I use Minwax's Marine Spar varnish, ans it works very well even in the spray can. You end up with a durable and waterproof high gloss, or you cab use a satin finish. It ends up like automotive clear coat and can be wetsanded in between coats and compounded to get a superior finish. With the last stock, I used the spray cans and didn't need to do any sanding.
 
I don't know about better. I've stripped shellac off 20 and 50 year old rifles and the wood looked brand new underneath. Obviously, it protected the wood just fine.
My impression with the swiss rifles was that they seemed to see a rather rough wet service life and often water did get in to damage the stock. I figured we'd have some more modern alternatives today.

Thanks guys, I'll read up a little more and see what I think.
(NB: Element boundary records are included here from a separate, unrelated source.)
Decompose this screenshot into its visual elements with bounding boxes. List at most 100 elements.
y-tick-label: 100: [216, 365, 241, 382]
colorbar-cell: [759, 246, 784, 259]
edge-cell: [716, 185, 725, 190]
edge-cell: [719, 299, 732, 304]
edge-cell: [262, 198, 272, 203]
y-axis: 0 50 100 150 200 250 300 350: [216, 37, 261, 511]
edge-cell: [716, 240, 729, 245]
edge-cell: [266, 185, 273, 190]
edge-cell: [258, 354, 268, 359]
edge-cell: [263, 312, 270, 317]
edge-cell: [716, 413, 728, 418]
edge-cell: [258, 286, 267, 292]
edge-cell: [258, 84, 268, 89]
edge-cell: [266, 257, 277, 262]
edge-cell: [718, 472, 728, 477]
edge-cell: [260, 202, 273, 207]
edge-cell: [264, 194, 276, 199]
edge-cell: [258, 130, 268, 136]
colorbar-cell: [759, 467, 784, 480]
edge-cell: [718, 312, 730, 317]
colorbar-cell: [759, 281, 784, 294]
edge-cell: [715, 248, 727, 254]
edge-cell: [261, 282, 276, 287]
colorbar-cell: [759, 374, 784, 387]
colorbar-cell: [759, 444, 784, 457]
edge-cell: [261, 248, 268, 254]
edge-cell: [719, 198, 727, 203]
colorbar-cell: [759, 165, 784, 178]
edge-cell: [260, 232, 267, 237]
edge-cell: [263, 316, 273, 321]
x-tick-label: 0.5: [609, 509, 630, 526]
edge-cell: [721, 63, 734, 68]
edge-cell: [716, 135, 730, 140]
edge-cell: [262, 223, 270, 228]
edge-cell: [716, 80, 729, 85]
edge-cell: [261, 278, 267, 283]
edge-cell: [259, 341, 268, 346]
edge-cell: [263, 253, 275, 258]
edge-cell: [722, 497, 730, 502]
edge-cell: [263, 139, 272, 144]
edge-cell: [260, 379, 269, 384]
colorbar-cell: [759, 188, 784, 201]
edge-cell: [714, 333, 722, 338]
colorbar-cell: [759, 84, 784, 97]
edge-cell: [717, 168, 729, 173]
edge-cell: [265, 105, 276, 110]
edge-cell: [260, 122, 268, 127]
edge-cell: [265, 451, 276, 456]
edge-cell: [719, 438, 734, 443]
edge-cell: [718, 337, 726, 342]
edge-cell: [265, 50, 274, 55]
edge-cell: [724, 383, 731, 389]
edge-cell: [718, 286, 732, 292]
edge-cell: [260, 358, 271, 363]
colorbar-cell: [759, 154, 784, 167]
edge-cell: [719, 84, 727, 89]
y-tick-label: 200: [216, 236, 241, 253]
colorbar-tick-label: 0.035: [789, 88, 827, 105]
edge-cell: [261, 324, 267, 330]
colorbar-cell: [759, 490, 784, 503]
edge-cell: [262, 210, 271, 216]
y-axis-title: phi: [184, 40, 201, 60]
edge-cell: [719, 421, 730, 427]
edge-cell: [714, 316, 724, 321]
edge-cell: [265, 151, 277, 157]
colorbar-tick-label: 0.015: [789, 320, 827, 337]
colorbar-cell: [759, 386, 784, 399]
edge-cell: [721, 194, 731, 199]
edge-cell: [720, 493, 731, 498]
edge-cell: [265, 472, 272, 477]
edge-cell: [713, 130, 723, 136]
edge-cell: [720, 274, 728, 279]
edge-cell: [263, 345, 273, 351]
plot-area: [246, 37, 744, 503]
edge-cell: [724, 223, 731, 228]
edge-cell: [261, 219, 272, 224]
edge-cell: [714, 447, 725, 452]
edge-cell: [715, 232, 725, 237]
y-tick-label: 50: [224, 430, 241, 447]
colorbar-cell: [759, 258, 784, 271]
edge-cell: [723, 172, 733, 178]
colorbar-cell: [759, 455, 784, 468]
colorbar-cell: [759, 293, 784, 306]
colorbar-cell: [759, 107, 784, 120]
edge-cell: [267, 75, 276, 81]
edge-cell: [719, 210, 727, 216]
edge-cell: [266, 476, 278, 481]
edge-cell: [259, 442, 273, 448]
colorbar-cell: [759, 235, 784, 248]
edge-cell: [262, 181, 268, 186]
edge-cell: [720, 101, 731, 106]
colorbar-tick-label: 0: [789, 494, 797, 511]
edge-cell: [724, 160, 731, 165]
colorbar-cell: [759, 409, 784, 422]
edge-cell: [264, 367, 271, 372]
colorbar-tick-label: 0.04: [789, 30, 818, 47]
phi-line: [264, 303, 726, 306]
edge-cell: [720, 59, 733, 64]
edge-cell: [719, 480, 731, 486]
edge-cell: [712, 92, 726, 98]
I think I'll be making 2 test strips under the butt plate and see what a coat or two of each looks like.
 
My impression with the swiss rifles was that they seemed to see a rather rough wet service life and often water did get in to damage the stock.
Well, the Swiss serviceman took great care of the bore, but they beat the heck out of the wood. If you stack your rifles in the snow and bang the stocks against the cleats on your boots, I don't think any finish is going to hold up very well.
 
I refinished my k31 about a year ago. I used Minwax with polyurethane. I sanded the stock down 120/220/400 then added 2 coats of Maple satin (satin, not gloss, wouldn't look right on a mil surp)then let the stock dry for a day. Final step was #000 steel wool and a final coat. When the final coat dried, I rubbed the stock down 1 more time with #000 steel wool. Slick and pretty. The polyurethane is a good protector and will not let water under your fnish.
Good luck and let's see some pictures when you are done.
 
From what I've read, the K-31s had a finish that was a mixture of linseed oil and shellac.

I tried this myself- mixed orange bullseye shellac 50/50 with BLO. It makes a sort of emulsion, but the BLO sort of helps 'lubricate' the application of the shellac giving a very nice even durable finish. Unlike tung or BLO, shellac is very water resistant.
 
Well I decided to try the tru-oil out and have a couple coats on and I'm not entirely happy. It did bring a little bit more color to it but I thought I was going to get a little more amber color from it than I did. I'm not sure if I want to leave it as is or not.